Investors should take into account the following key factors when
considering investment opportunities in KSA’s SEZs:

  1. Regional and global growth opportunities: The SEZs offer access to a robust and stable domestic market as well as strategic global markets due to KSA's prime location.
  2. Integrated support and services platform: The SEZs provide a comprehensive One Stop Shop (OSS) platform that offers businesses ease of establishment and access to non-government and government services.
  3. Competitive tax and regulatory incentives: Depending on the sector and zone, businesses can benefit from several incentives, including exemptions from value-added tax (VAT), reduced corporate income tax (CIT), and withholding tax (WHT), waivers from customs duties, flexible and supportive regulations around foreign talent, and operational fee exemptions for employees and their families within the SEZs.
  4. Recruitment of Foreign Nationals: Investors can take advantage of the flexible hiring policies for expats during the first five years of registration.

However, investors should note that the draft regulations do not yet apply CIT exemptions and incentives to multinational groups subject to the global minimum tax under the OECD BEPS Pillar 2 rules.
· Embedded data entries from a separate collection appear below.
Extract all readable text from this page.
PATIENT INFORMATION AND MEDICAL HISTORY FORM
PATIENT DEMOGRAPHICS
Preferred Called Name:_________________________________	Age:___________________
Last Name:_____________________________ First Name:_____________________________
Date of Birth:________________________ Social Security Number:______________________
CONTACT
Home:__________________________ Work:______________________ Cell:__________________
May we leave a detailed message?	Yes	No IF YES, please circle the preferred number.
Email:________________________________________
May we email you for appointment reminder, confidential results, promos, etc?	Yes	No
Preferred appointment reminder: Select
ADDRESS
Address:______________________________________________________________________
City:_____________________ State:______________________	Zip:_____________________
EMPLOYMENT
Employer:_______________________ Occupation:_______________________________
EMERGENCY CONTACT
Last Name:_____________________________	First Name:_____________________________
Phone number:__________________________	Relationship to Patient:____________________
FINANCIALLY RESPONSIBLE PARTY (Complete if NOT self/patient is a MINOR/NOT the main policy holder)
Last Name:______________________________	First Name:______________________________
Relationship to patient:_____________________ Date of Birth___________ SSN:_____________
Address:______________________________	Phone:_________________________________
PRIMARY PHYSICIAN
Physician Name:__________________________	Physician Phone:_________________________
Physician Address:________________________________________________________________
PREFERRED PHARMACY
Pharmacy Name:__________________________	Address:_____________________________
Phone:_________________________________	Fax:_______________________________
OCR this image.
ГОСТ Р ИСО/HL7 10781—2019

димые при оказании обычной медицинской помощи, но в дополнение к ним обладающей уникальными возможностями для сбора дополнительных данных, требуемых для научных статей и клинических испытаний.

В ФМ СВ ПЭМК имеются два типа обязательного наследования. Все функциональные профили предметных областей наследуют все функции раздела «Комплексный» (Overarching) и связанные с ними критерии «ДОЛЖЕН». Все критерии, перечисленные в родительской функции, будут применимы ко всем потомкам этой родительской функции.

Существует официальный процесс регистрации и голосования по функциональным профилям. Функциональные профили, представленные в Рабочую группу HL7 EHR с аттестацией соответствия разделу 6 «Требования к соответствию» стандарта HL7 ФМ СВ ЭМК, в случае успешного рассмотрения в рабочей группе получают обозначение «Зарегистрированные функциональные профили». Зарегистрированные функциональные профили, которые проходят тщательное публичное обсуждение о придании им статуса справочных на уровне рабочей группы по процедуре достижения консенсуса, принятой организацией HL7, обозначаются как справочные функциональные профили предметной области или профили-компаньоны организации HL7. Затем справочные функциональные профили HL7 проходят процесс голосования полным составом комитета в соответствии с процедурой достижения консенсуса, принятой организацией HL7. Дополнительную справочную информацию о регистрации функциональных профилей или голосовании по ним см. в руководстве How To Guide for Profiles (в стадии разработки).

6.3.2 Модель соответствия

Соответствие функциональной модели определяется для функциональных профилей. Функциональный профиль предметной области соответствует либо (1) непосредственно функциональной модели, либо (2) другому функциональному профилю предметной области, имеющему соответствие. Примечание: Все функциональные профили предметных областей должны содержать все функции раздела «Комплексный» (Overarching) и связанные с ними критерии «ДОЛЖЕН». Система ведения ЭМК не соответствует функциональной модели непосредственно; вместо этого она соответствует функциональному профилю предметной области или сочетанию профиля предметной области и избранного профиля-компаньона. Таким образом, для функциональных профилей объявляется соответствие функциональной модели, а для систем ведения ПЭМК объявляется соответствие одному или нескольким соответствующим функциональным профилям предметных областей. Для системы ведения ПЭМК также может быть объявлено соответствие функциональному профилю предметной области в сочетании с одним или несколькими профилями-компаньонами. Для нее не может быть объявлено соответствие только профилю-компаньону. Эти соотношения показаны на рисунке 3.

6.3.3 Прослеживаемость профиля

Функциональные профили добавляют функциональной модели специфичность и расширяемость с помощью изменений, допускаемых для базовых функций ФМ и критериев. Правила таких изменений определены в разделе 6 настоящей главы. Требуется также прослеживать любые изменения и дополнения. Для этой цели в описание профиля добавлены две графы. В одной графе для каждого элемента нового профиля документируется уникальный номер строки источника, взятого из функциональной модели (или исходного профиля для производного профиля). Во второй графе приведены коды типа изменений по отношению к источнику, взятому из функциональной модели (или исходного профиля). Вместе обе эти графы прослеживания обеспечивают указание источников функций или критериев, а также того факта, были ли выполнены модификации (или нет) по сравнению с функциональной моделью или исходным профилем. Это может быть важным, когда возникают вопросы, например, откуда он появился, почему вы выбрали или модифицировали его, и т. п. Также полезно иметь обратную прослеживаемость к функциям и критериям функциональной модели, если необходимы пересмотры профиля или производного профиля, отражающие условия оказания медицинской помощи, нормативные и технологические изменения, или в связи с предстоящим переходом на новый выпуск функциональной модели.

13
Furthermore, the relocation of eligible activities from the mainland to the SEZ may not qualify for exemptions or incentives, as specified in the draft regulations.

Additionally, related persons as defined by the Transfer Pricing Bylaws must transact at arm's length.

Overall, the launch of SEZs and the OSS platform is a step towards improving the ease of doing business and providing access to strategic locations in KSA, making it an attractive option for businesses seeking long-term investment opportunities.


UAE developments

FTA begins accepting requests for input tax refunds related to the operation of
mosques

The United Arab Emirates (UAE) Federal Tax Authority (FTA) announced that it has begun accepting Value Added Tax (VAT) refund requests for input tax incurred on operating mosques, as per the Cabinet Decision and Ministerial Decision relating to such refunds.

The FTA indicated that between April - September 2023, it will receive refund requests on the operation of mosques that began operating prior to 1 January 2022, for the years 2018-2022. 

In addition, between October - December 2023, the FTA will receive refund requests on the operation of mosques that began operating on or after 1 January 2022, for the year 2022.

This digest is for information purposes only and should not be construed as advice. It does not necessarily cover every aspect of the topics with which it deals. You should not act upon the contents of this alert without receiving formal advice on your particular circumstances.